3. En l'absence de décompte général, il résulte des dispositions citées ci-dessus de l'article 40.1 que le différend entre le titulaire et la personne responsable du marché doit faire l'objet, préalablement à toute instance contentieuse, d'un mémoire en réclamation de la part du titulaire du marché.

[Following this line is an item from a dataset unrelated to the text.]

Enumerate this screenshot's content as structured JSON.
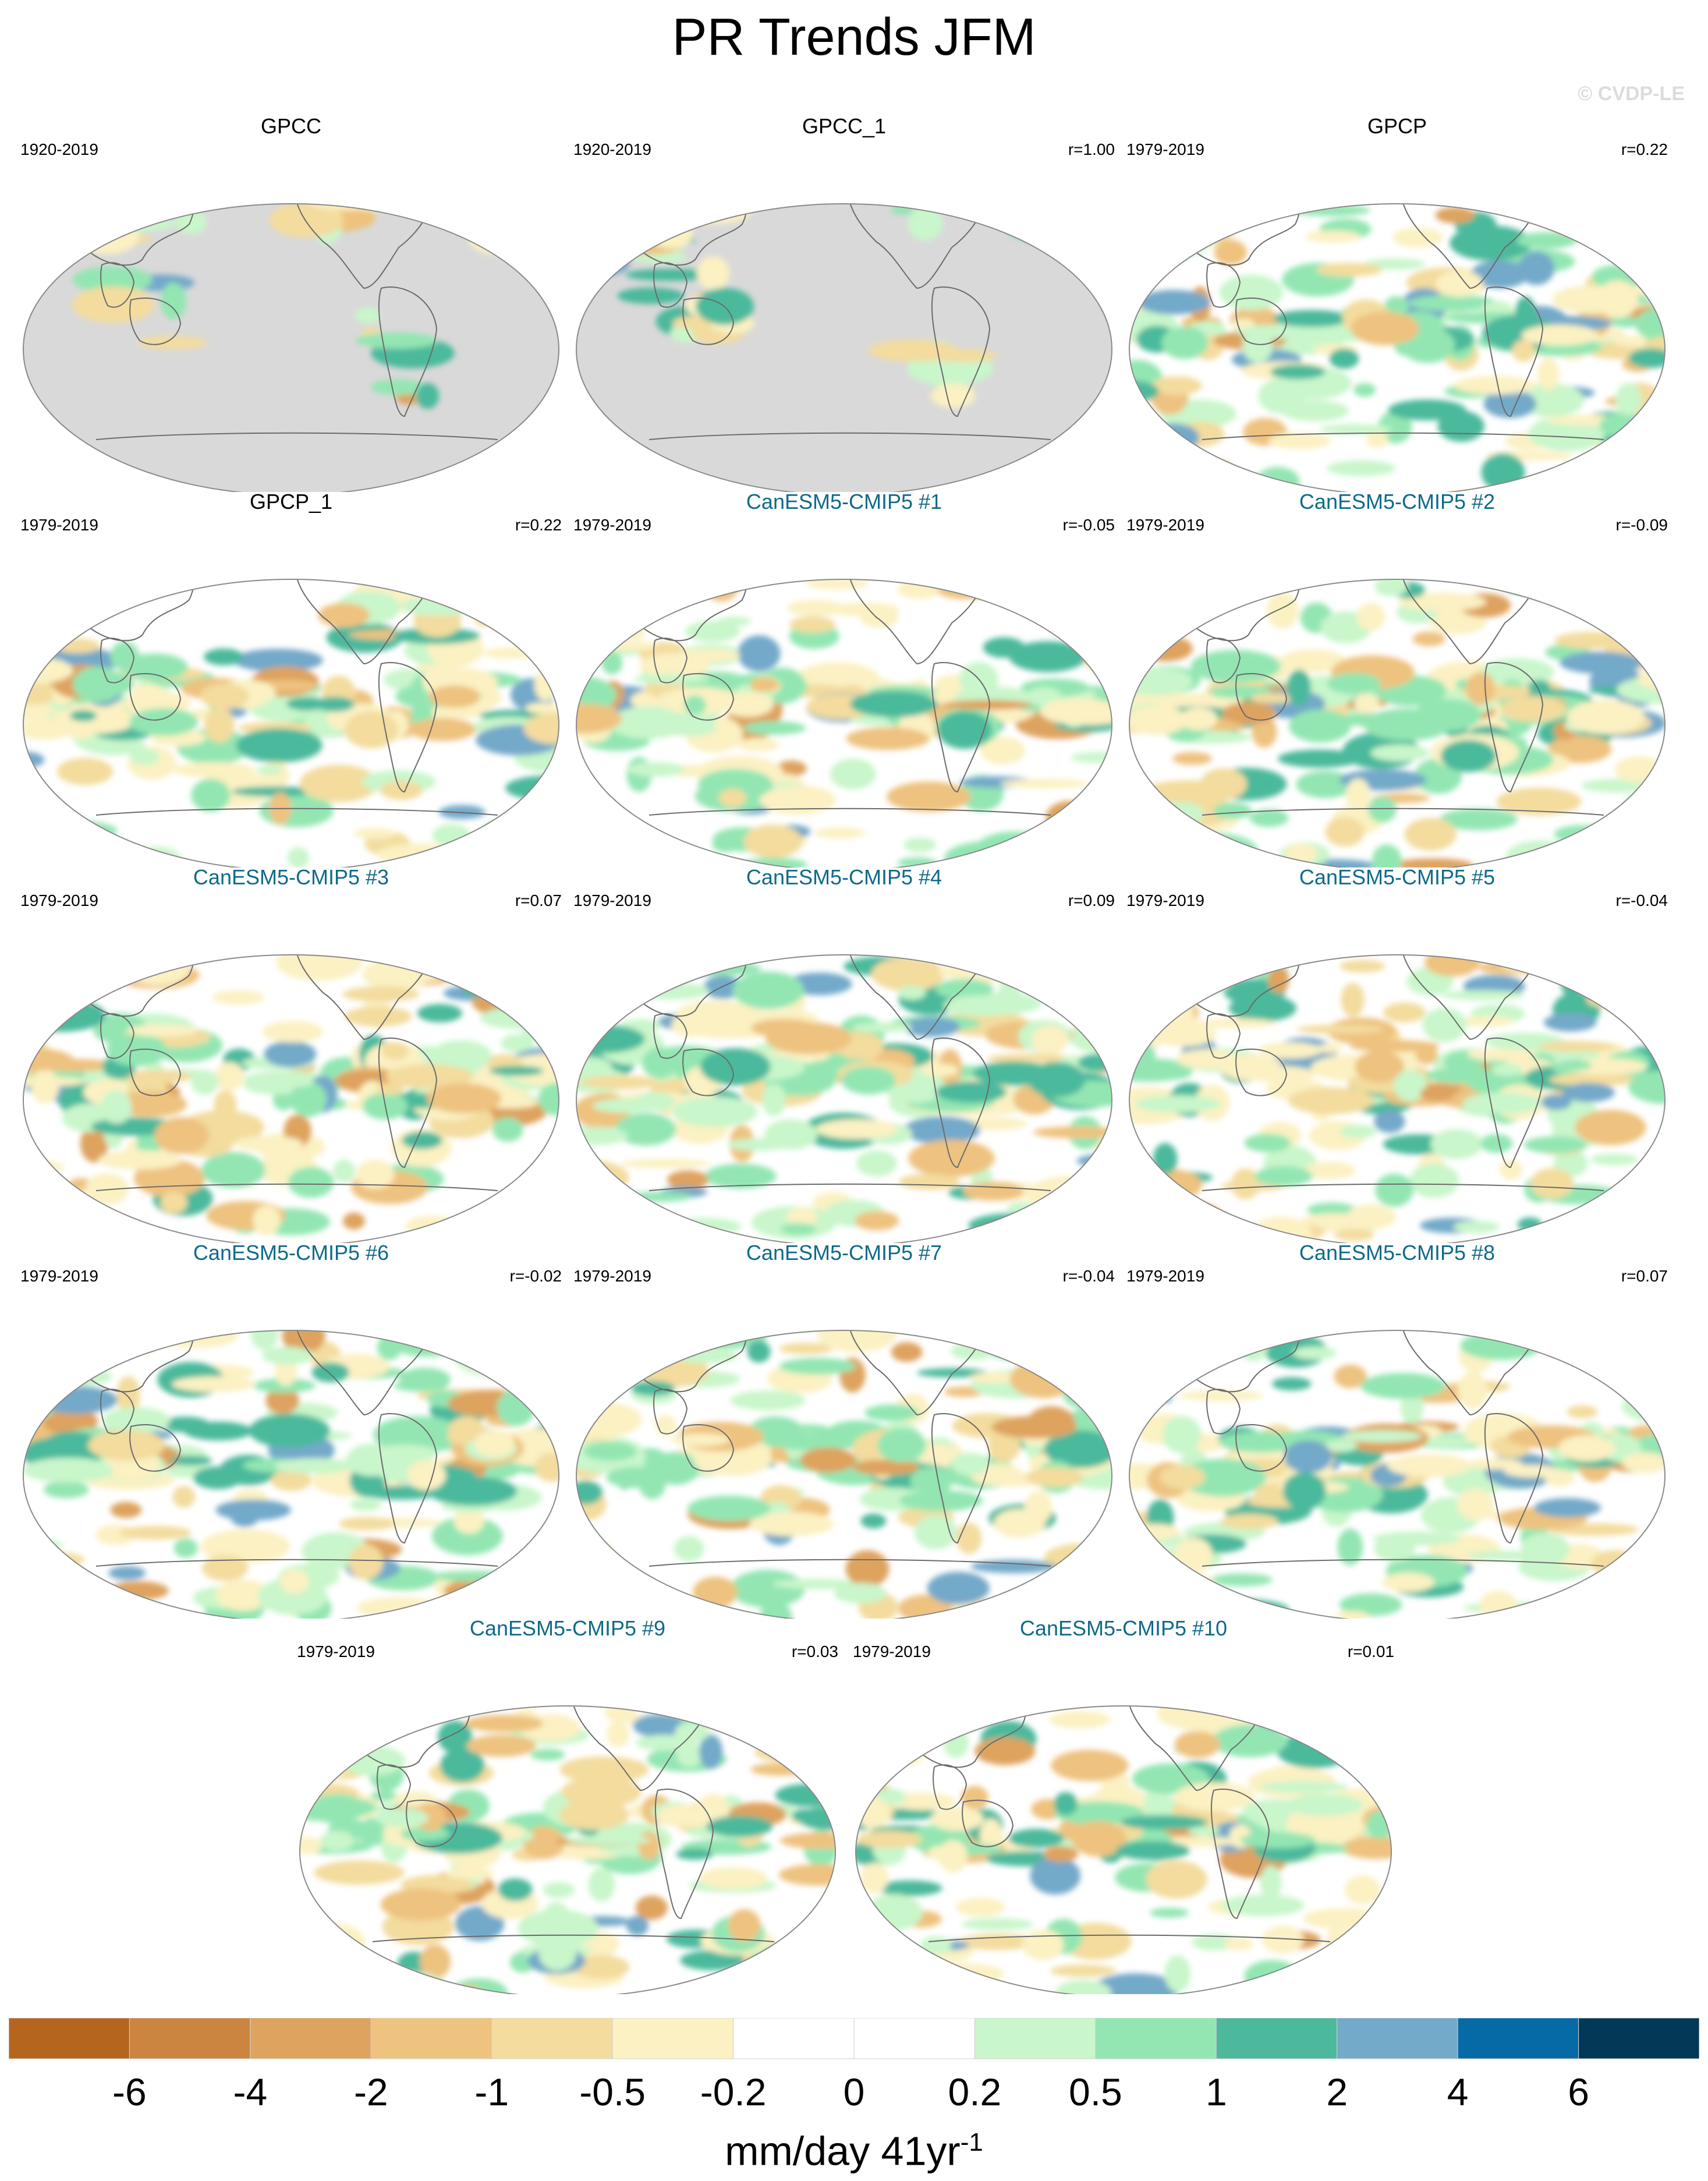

4. En premier lieu, il résulte de l'instruction qu'à la suite de l'exécution du marché, un projet de décompte concernant les prestations exécutées par la société Egis Bâtiments Méditerranée et son sous-traitant, la société Sinetic, a été adressé au maître de l'ouvrage le 9 mai 2012. Toutefois, alors que ce projet de décompte n'a fait l'objet d'aucune décision explicite de la part de la commune d'Ajaccio, le mandataire du groupement de maîtrise d'oeuvre n'a adressé aucun mémoire en réclamation contestant le refus de paiement ainsi opposé par l'administration. A cet égard, la réclamation jointe au projet de décompte final ne saurait être assimilée au mémoire exigé par les stipulations de l'article 40 du cahier des clauses administratives générales dès lors qu'il n'existait aucun différend entre les parties à la date où elle a été présentée, faute de décision intervenue à cette date sur le décompte.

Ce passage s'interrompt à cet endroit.